Researchers at the World Resources Institute (WRI) found that fires account for a growing share of forest loss. While wildfires were responsible for around a fifth of global tree cover loss in 2001, they accounted for more than a third in 2021. Researchers say that climate change is driving more intense and widespread wildfires by fueling more extreme heat and deepening drought, which dries out forests. The analysis was based on a recent study, which found a “near-uniform” growth in fire-related tree loss across the globe, from the Amazon to Australia to Siberia.
By virtue of their size and propensity to burn, boreal forests accounted for roughly 70 percent of fire-related losses over the last two decades. Boreal woodlands saw burned areas grow by 270,000 acres per year, on average, over the last 20 years, according to WRI. These forests are a major carbon sink, with much of that carbon stored in permafrost. As forests burn and permafrost melts, they are unleashing huge stores of greenhouse gases.
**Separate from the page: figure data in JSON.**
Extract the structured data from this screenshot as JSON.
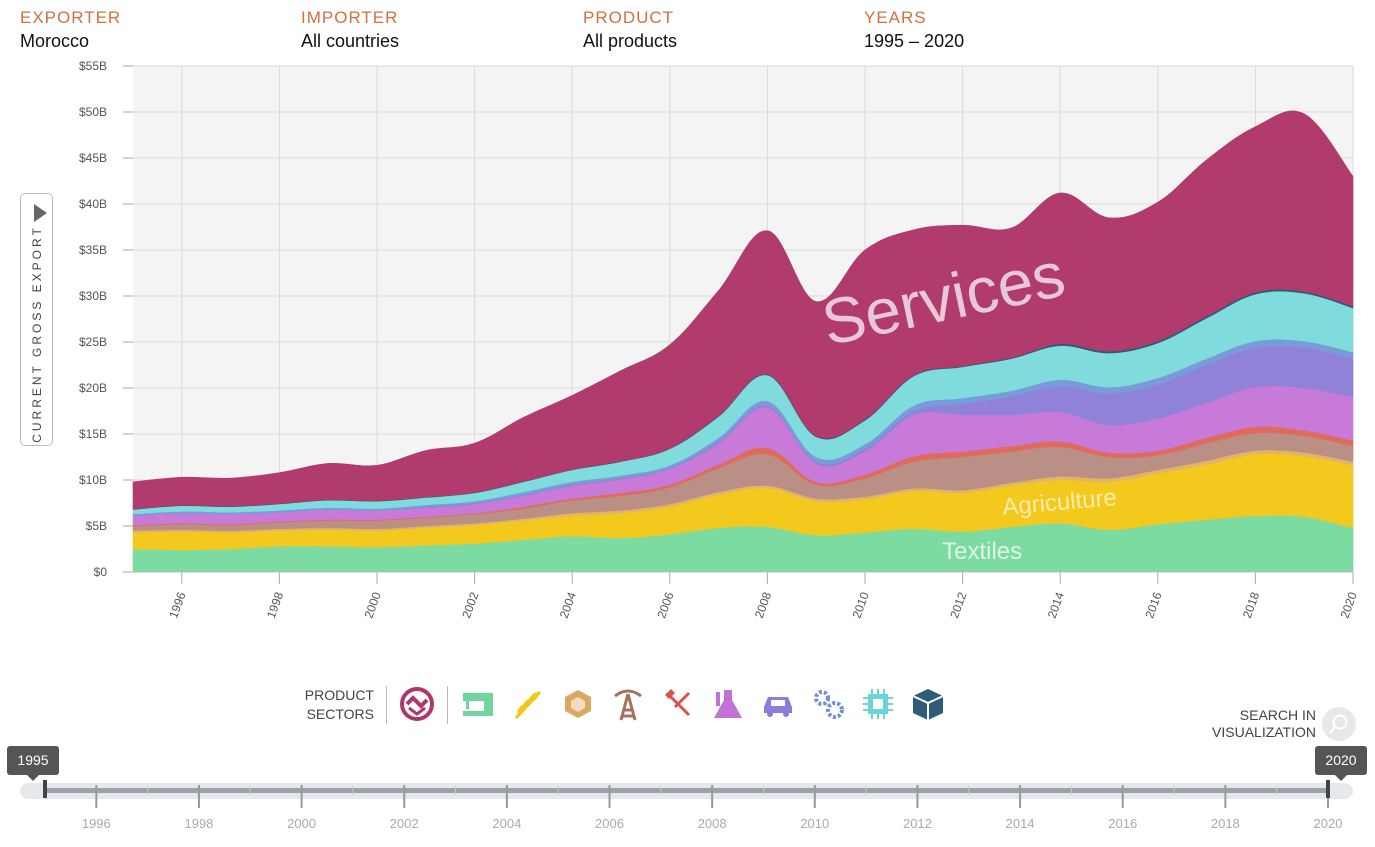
{
  "filters": {
    "exporter": {
      "label": "EXPORTER",
      "value": "Morocco"
    },
    "importer": {
      "label": "IMPORTER",
      "value": "All countries"
    },
    "product": {
      "label": "PRODUCT",
      "value": "All products"
    },
    "years": {
      "label": "YEARS",
      "value": "1995 – 2020"
    }
  },
  "y_axis_title": "CURRENT GROSS EXPORT",
  "sectors": {
    "label_line1": "PRODUCT",
    "label_line2": "SECTORS",
    "icons": [
      {
        "name": "services-icon",
        "color": "#b0356a"
      },
      {
        "name": "textiles-icon",
        "color": "#6fd69e"
      },
      {
        "name": "agriculture-icon",
        "color": "#f2c818"
      },
      {
        "name": "stone-icon",
        "color": "#d9a861"
      },
      {
        "name": "minerals-icon",
        "color": "#a4725c"
      },
      {
        "name": "metals-icon",
        "color": "#d9504f"
      },
      {
        "name": "chemicals-icon",
        "color": "#c271d8"
      },
      {
        "name": "vehicles-icon",
        "color": "#8d7cd9"
      },
      {
        "name": "machinery-icon",
        "color": "#6f8ed9"
      },
      {
        "name": "electronics-icon",
        "color": "#6ad4d9"
      },
      {
        "name": "other-icon",
        "color": "#2f5a78"
      }
    ]
  },
  "search": {
    "line1": "SEARCH IN",
    "line2": "VISUALIZATION"
  },
  "timeline": {
    "start": "1995",
    "end": "2020",
    "ticks": [
      "1996",
      "1998",
      "2000",
      "2002",
      "2004",
      "2006",
      "2008",
      "2010",
      "2012",
      "2014",
      "2016",
      "2018",
      "2020"
    ]
  },
  "chart_data": {
    "type": "area",
    "stacked": true,
    "x": [
      1995,
      1996,
      1997,
      1998,
      1999,
      2000,
      2001,
      2002,
      2003,
      2004,
      2005,
      2006,
      2007,
      2008,
      2009,
      2010,
      2011,
      2012,
      2013,
      2014,
      2015,
      2016,
      2017,
      2018,
      2019,
      2020
    ],
    "x_ticks": [
      "1996",
      "1998",
      "2000",
      "2002",
      "2004",
      "2006",
      "2008",
      "2010",
      "2012",
      "2014",
      "2016",
      "2018",
      "2020"
    ],
    "y_ticks": [
      "$0",
      "$5B",
      "$10B",
      "$15B",
      "$20B",
      "$25B",
      "$30B",
      "$35B",
      "$40B",
      "$45B",
      "$50B",
      "$55B"
    ],
    "ylim": [
      0,
      55
    ],
    "y_unit": "billion USD",
    "grid": true,
    "series": [
      {
        "name": "Textiles",
        "color": "#7cdba0",
        "values": [
          2.5,
          2.4,
          2.5,
          2.8,
          2.8,
          2.7,
          2.9,
          3.1,
          3.5,
          3.9,
          3.7,
          4.1,
          4.8,
          4.9,
          4.0,
          4.3,
          4.7,
          4.4,
          4.9,
          5.3,
          4.6,
          5.2,
          5.7,
          6.1,
          6.0,
          4.8
        ]
      },
      {
        "name": "Agriculture",
        "color": "#f3c91e",
        "values": [
          1.8,
          2.0,
          1.8,
          1.7,
          1.8,
          1.8,
          1.9,
          2.0,
          2.1,
          2.2,
          2.7,
          3.0,
          3.6,
          4.2,
          3.7,
          3.6,
          4.1,
          4.2,
          4.5,
          4.7,
          5.2,
          5.5,
          6.0,
          6.7,
          6.6,
          6.8
        ]
      },
      {
        "name": "",
        "color": "#e3b467",
        "values": [
          0.2,
          0.2,
          0.2,
          0.2,
          0.2,
          0.2,
          0.2,
          0.2,
          0.2,
          0.3,
          0.3,
          0.3,
          0.3,
          0.3,
          0.3,
          0.3,
          0.3,
          0.3,
          0.3,
          0.4,
          0.4,
          0.4,
          0.4,
          0.4,
          0.4,
          0.4
        ]
      },
      {
        "name": "",
        "color": "#b98f86",
        "values": [
          0.5,
          0.6,
          0.6,
          0.7,
          0.8,
          0.9,
          0.9,
          1.0,
          1.1,
          1.4,
          1.6,
          1.8,
          2.6,
          3.4,
          1.5,
          2.0,
          2.9,
          3.6,
          3.4,
          3.2,
          2.3,
          1.6,
          1.9,
          1.9,
          1.8,
          1.7
        ]
      },
      {
        "name": "",
        "color": "#e06b5c",
        "values": [
          0.1,
          0.1,
          0.1,
          0.1,
          0.1,
          0.1,
          0.1,
          0.1,
          0.2,
          0.2,
          0.3,
          0.3,
          0.4,
          0.7,
          0.3,
          0.4,
          0.6,
          0.6,
          0.6,
          0.6,
          0.5,
          0.5,
          0.6,
          0.7,
          0.6,
          0.6
        ]
      },
      {
        "name": "",
        "color": "#c77ad8",
        "values": [
          1.0,
          1.1,
          1.1,
          1.0,
          1.1,
          1.0,
          1.0,
          1.0,
          1.2,
          1.4,
          1.5,
          1.7,
          2.3,
          4.4,
          2.0,
          2.5,
          4.5,
          4.0,
          3.4,
          3.2,
          3.0,
          3.5,
          3.8,
          4.3,
          4.6,
          4.7
        ]
      },
      {
        "name": "",
        "color": "#9082d9",
        "values": [
          0.0,
          0.0,
          0.0,
          0.0,
          0.0,
          0.0,
          0.1,
          0.1,
          0.1,
          0.1,
          0.1,
          0.1,
          0.2,
          0.2,
          0.2,
          0.3,
          0.4,
          1.2,
          2.0,
          2.8,
          3.4,
          3.7,
          4.1,
          4.3,
          4.4,
          4.2
        ]
      },
      {
        "name": "",
        "color": "#7a9bd9",
        "values": [
          0.2,
          0.2,
          0.2,
          0.2,
          0.2,
          0.2,
          0.2,
          0.2,
          0.3,
          0.3,
          0.3,
          0.3,
          0.4,
          0.5,
          0.5,
          0.5,
          0.6,
          0.6,
          0.6,
          0.7,
          0.7,
          0.7,
          0.7,
          0.7,
          0.7,
          0.7
        ]
      },
      {
        "name": "",
        "color": "#7fdbdc",
        "values": [
          0.5,
          0.6,
          0.6,
          0.7,
          0.8,
          0.8,
          0.8,
          0.9,
          1.1,
          1.3,
          1.5,
          1.8,
          2.3,
          2.8,
          2.2,
          2.6,
          3.2,
          3.4,
          3.5,
          3.7,
          3.7,
          3.8,
          4.4,
          5.1,
          5.2,
          4.8
        ]
      },
      {
        "name": "",
        "color": "#2f5a78",
        "values": [
          0.05,
          0.05,
          0.05,
          0.05,
          0.05,
          0.05,
          0.05,
          0.05,
          0.05,
          0.05,
          0.05,
          0.05,
          0.1,
          0.1,
          0.1,
          0.1,
          0.1,
          0.1,
          0.1,
          0.2,
          0.2,
          0.2,
          0.2,
          0.2,
          0.2,
          0.2
        ]
      },
      {
        "name": "Services",
        "color": "#b03b6c",
        "values": [
          2.95,
          3.05,
          3.05,
          3.35,
          3.95,
          3.85,
          5.05,
          5.35,
          6.95,
          8.05,
          9.85,
          11.25,
          13.6,
          15.6,
          14.6,
          18.4,
          15.8,
          15.3,
          14.1,
          16.4,
          14.5,
          15.1,
          17.0,
          18.0,
          19.3,
          14.1
        ]
      }
    ],
    "annotations": [
      {
        "text": "Services",
        "series": "Services"
      },
      {
        "text": "Agriculture",
        "series": "Agriculture"
      },
      {
        "text": "Textiles",
        "series": "Textiles"
      }
    ]
  }
}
To combat wildfires and better understand their impacts, scientists are working to anticipate where severe fires might erupt and where smoke might blow. A new NASA-led study of the 2020 California wildfires determined that more water-stressed pine forests were prone to more intense burns, findings that could help researchers better predict future fires. Another recent study showed that an experimental smoke forecasting tool from NOAA accurately predicated the initial spread of smoke from California’s 2018 Camp Fire. The smoke-forecasting system will soon cover all of North America and will be fully operational in the next couple of years, researchers say.